Die nationalsozialistischen Machthaber haben nach 1933 fast alle deutschen Künstler von Bedeutung verfolgt, ausgestoßen, ins Exil gejagt oder in den Freitod getrieben. Ihre Werke wurden aus den Museen verbannt, vernichtet oder ins Ausland verschoben. All das, was die moderne Kunst in Deutschland ausmachte und ihr Weltgeltung verschaffte, wurde ausgerottet und durch einen engstirnigen, deutschtümelnden und kleinkarierten Nationalismus ersetzt – ein Nationalismus, der die geringste freiheitliche Regung unterdrückte und alle, die sich nicht beugten, mit Kerkerhaft, Folter oder Mord terrorisierte.

Bis 18. Mai zeigt die Städtische Galerie Werke aus der Generation der verschollenen Künstler. Die Ausstellung wird am Freitag, 28. Februar, um 19.30 Uhr eröffnet. Kurator Klaus Kösters ist auch am 6. April in Lüdenscheid zu Gast. Er hält ab 18 Uhr in den Museen einen Vortrag über die Ausstellung „Anpassen – Überleben – Widerstand“. b 18 Uhr hält er in den Museum

Als volksschädliche „Verfallskunst“ gebrandmarkt

Die übergroße Mehrzahl der um 1890/1905 geborenen Künstler war 1933 zu jung, um einen Namen zu haben. Sofern sie sich nicht den ideologischen Vorstellungen der NS-Funktionäre anpassten, gerieten sie ins Abseits oder gingen ins Exil. Die in Deutschland verbliebenen Frauen und Männer wurden von den Strömungen der internationalen Kunst abgeschnitten und ihre eigenen Arbeiten als volksschädliche „Verfallskunst“ gebrandmarkt. Sie wurden mit Mal- oder Ausstellungsverbot bedroht, die ihre gesamte künstlerische und private Existenz gefährdete und vernichtete. Sie gerieten in Vergessenheit.
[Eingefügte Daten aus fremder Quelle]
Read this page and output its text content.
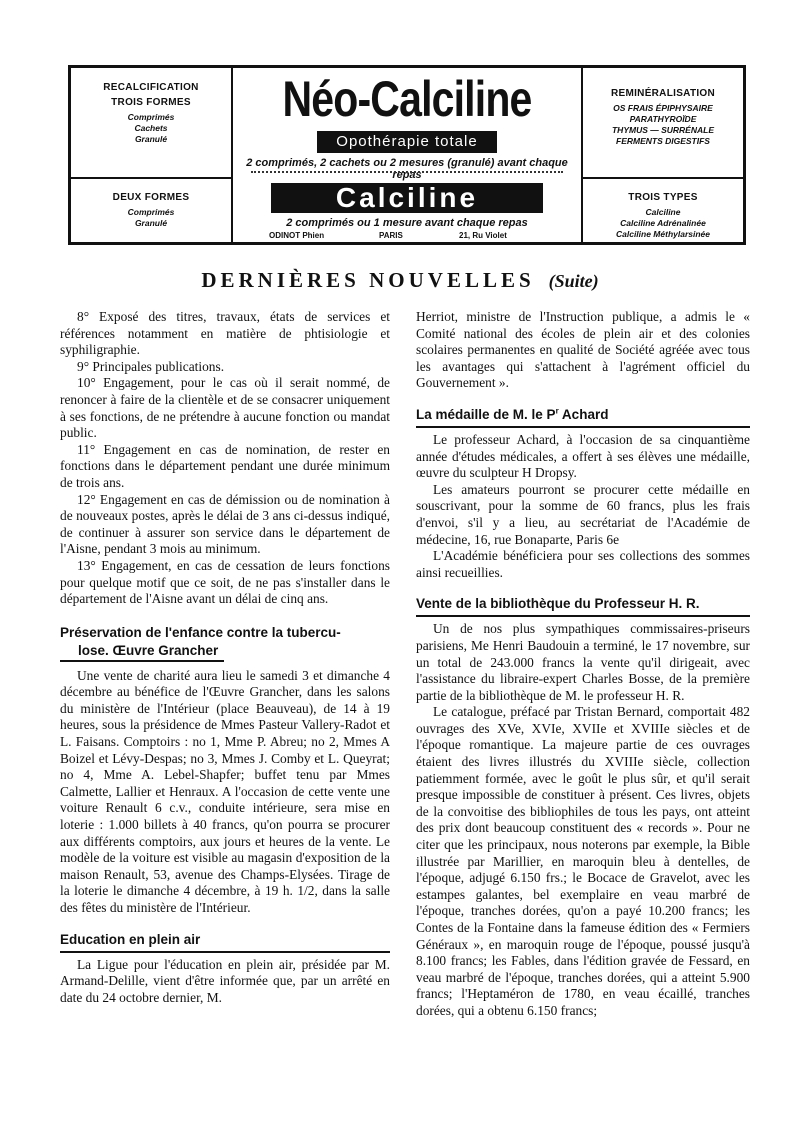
RECALCIFICATION
TROIS FORMES
Comprimés
Cachets
Granulé
DEUX FORMES
Comprimés
Granulé
Néo-Calciline
Opothérapie totale
2 comprimés, 2 cachets ou 2 mesures (granulé) avant chaque repas
Calciline
2 comprimés ou 1 mesure avant chaque repas
ODINOT Phien	PARIS	21, Ru Violet
REMINÉRALISATION
OS FRAIS ÉPIPHYSAIRE
PARATHYROÏDE
THYMUS — SURRÉNALE
FERMENTS DIGESTIFS
TROIS TYPES
Calciline
Calciline Adrénalinée
Calciline Méthylarsinée
DERNIÈRES NOUVELLES (Suite)

8° Exposé des titres, travaux, états de services et références notamment en matière de phtisiologie et syphiligraphie.

9° Principales publications.

10° Engagement, pour le cas où il serait nommé, de renoncer à faire de la clientèle et de se consacrer uniquement à ses fonctions, de ne prétendre à aucune fonction ou mandat public.

11° Engagement en cas de nomination, de rester en fonctions dans le département pendant une durée minimum de trois ans.

12° Engagement en cas de démission ou de nomination à de nouveaux postes, après le délai de 3 ans ci-dessus indiqué, de continuer à assurer son service dans le département de l'Aisne, pendant 3 mois au minimum.

13° Engagement, en cas de cessation de leurs fonctions pour quelque motif que ce soit, de ne pas s'installer dans le département de l'Aisne avant un délai de cinq ans.

Préservation de l'enfance contre la tubercu-
lose. Œuvre Grancher

Une vente de charité aura lieu le samedi 3 et dimanche 4 décembre au bénéfice de l'Œuvre Grancher, dans les salons du ministère de l'Intérieur (place Beauveau), de 14 à 19 heures, sous la présidence de Mmes Pasteur Vallery-Radot et L. Faisans. Comptoirs : no 1, Mme P. Abreu; no 2, Mmes A Boizel et Lévy-Despas; no 3, Mmes J. Comby et L. Queyrat; no 4, Mme A. Lebel-Shapfer; buffet tenu par Mmes Calmette, Lallier et Henraux. A l'occasion de cette vente une voiture Renault 6 c.v., conduite intérieure, sera mise en loterie : 1.000 billets à 40 francs, qu'on pourra se procurer aux différents comptoirs, aux jours et heures de la vente. Le modèle de la voiture est visible au magasin d'exposition de la maison Renault, 53, avenue des Champs-Elysées. Tirage de la loterie le dimanche 4 décembre, à 19 h. 1/2, dans la salle des fêtes du ministère de l'Intérieur.

Education en plein air

La Ligue pour l'éducation en plein air, présidée par M. Armand-Delille, vient d'être informée que, par un arrêté en date du 24 octobre dernier, M.

Herriot, ministre de l'Instruction publique, a admis le « Comité national des écoles de plein air et des colonies scolaires permanentes en qualité de Société agréée avec tous les avantages qui s'attachent à l'agrément officiel du Gouvernement ».

La médaille de M. le $P^r$ Achard

Le professeur Achard, à l'occasion de sa cinquantième année d'études médicales, a offert à ses élèves une médaille, œuvre du sculpteur H Dropsy.

Les amateurs pourront se procurer cette médaille en souscrivant, pour la somme de 60 francs, plus les frais d'envoi, s'il y a lieu, au secrétariat de l'Académie de médecine, 16, rue Bonaparte, Paris 6e

L'Académie bénéficiera pour ses collections des sommes ainsi recueillies.

Vente de la bibliothèque du Professeur H. R.

Un de nos plus sympathiques commissaires-priseurs parisiens, Me Henri Baudouin a terminé, le 17 novembre, sur un total de 243.000 francs la vente qu'il dirigeait, avec l'assistance du libraire-expert Charles Bosse, de la première partie de la bibliothèque de M. le professeur H. R.

Le catalogue, préfacé par Tristan Bernard, comportait 482 ouvrages des XVe, XVIe, XVIIe et XVIIIe siècles et de l'époque romantique. La majeure partie de ces ouvrages étaient des livres illustrés du XVIIIe siècle, collection patiemment formée, avec le goût le plus sûr, et qu'il serait presque impossible de constituer à présent. Ces livres, objets de la convoitise des bibliophiles de tous les pays, ont atteint des prix dont beaucoup constituent des « records ». Pour ne citer que les principaux, nous noterons par exemple, la Bible illustrée par Marillier, en maroquin bleu à dentelles, de l'époque, adjugé 6.150 frs.; le Bocace de Gravelot, avec les estampes galantes, bel exemplaire en veau marbré de l'époque, tranches dorées, qu'on a payé 10.200 francs; les Contes de la Fontaine dans la fameuse édition des « Fermiers Généraux », en maroquin rouge de l'époque, poussé jusqu'à 8.100 francs; les Fables, dans l'édition gravée de Fessard, en veau marbré de l'époque, tranches dorées, qui a atteint 5.900 francs; l'Heptaméron de 1780, en veau écaillé, tranches dorées, qui a obtenu 6.150 francs;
Viele standen wieder vor dem Nichts

Nach dem Ende der Naziherrschaft standen viele erneut vor dem Nichts. Den Bombardierungen der Städte waren auch zahlreiche Ateliers zum Opfer gefallen und unzählige Werke vernichtet. Jetzt nach Kriegsende gewann die abstrakte Kunst in Westdeutschland die Vorherrschaft, während in Ostdeutschland der Sozialistische Realismus als alleiniger Kunststil verordnet wurde. Wer sich nicht anpasste, geriet zum zweiten Mal ins Abseits und wurde erneut vergessen.

Kampf um die Identität

Den Künstlern dieser „verschollenen Generation“ gilt die Aufmerksamkeit dieser Ausstellung, die vom Museumsamt des Landschaftsverbandes Westfalen-Lippe (LWL) konzipiert worden ist. Sie geht der Frage nach, wie Künstler während des Nationalsozialismus auf ideologische Beeinflussung, Kunstzensur, Überwachung bis hin zu Arbeits- und Ausstellungsverbot reagierten. Wie versuchten Künstler, ihre künstlerische Identität zu erhalten?
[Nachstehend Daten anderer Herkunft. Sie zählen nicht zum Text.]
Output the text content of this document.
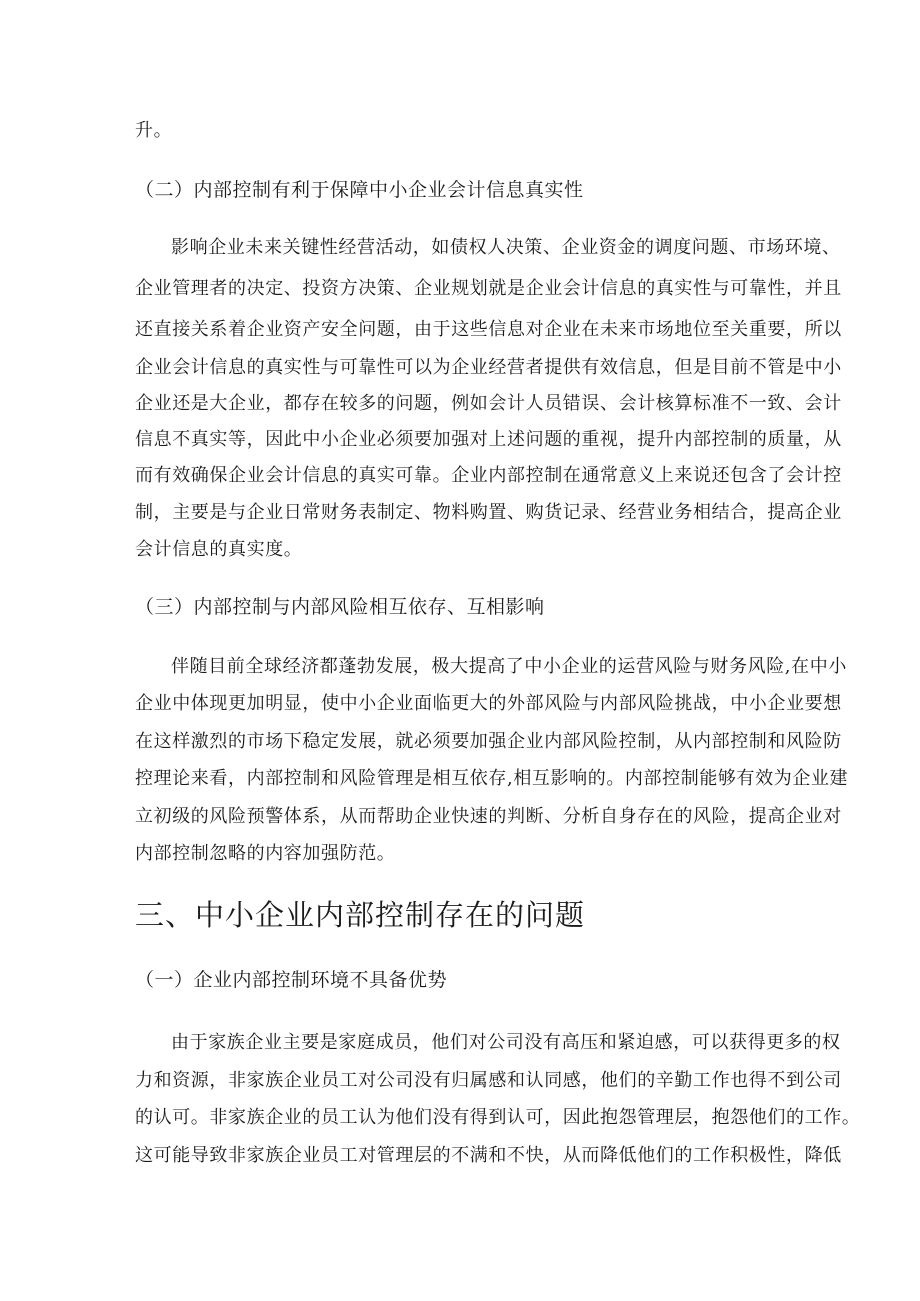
升。
（二）内部控制有利于保障中小企业会计信息真实性
影响企业未来关键性经营活动，如债权人决策、企业资金的调度问题、市场环境、
企业管理者的决定、投资方决策、企业规划就是企业会计信息的真实性与可靠性，并且
还直接关系着企业资产安全问题，由于这些信息对企业在未来市场地位至关重要，所以
企业会计信息的真实性与可靠性可以为企业经营者提供有效信息，但是目前不管是中小
企业还是大企业，都存在较多的问题，例如会计人员错误、会计核算标准不一致、会计
信息不真实等，因此中小企业必须要加强对上述问题的重视，提升内部控制的质量，从
而有效确保企业会计信息的真实可靠。企业内部控制在通常意义上来说还包含了会计控
制，主要是与企业日常财务表制定、物料购置、购货记录、经营业务相结合，提高企业
会计信息的真实度。
（三）内部控制与内部风险相互依存、互相影响
伴随目前全球经济都蓬勃发展，极大提高了中小企业的运营风险与财务风险,在中小
企业中体现更加明显，使中小企业面临更大的外部风险与内部风险挑战，中小企业要想
在这样激烈的市场下稳定发展，就必须要加强企业内部风险控制，从内部控制和风险防
控理论来看，内部控制和风险管理是相互依存,相互影响的。内部控制能够有效为企业建
立初级的风险预警体系，从而帮助企业快速的判断、分析自身存在的风险，提高企业对
内部控制忽略的内容加强防范。
三、中小企业内部控制存在的问题
（一）企业内部控制环境不具备优势
由于家族企业主要是家庭成员，他们对公司没有高压和紧迫感，可以获得更多的权
力和资源，非家族企业员工对公司没有归属感和认同感，他们的辛勤工作也得不到公司
的认可。非家族企业的员工认为他们没有得到认可，因此抱怨管理层，抱怨他们的工作。
这可能导致非家族企业员工对管理层的不满和不快，从而降低他们的工作积极性，降低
Die Schicksale der in der Ausstellung versammelten Künstler zeigen die gesamte Bandbreite der damals möglichen Reaktionen – also nicht nur die verfemten und verfolgten Künstler, die in die innere Emigration, ins Exil oder in den aktiven Widerstand gingen, sondern auch die Angepassten und Überzeugten, die sich der nationalsozialistischen Kunstdoktrin unterordneten.
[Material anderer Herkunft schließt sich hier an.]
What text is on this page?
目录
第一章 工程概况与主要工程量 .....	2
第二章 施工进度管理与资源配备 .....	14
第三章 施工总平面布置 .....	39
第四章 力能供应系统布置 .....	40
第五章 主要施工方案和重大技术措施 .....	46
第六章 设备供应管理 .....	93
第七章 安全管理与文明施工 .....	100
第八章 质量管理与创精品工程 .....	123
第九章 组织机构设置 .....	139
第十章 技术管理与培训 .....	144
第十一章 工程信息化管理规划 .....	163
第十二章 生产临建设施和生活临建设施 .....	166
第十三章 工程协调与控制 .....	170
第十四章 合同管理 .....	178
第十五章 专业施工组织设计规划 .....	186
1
Begleitbuch für breites Publikum

Klaus Kösters als Kurator der Ausstellung wählte ausschließlich Künstler aus, die in Westfalen geboren wurden oder längere Zeit ihres Lebens dort gewohnt haben. Das von Klaus Kösters herausgegebene Begleitbuch zur Ausstellung stellt die verschiedenen Künstler mit ausgewählten Werken vor. Da es bisher eine solche Publikation in Nordrhein-Westfalen noch nicht gibt, ist dieses Begleitbuch nicht als wissenschaftlicher Katalog konzipiert, sondern eher für ein breites Publikum geschrieben, um die heute zumeist vergessenen Künstler wieder ins Bewusstsein der Öffentlichkeit zu bringen.

Das Begleitbuch erscheint im Aschendorff-Verlag in Münster in Kooperation mit dem Lippischen und dem Westfälischen Heimatbund.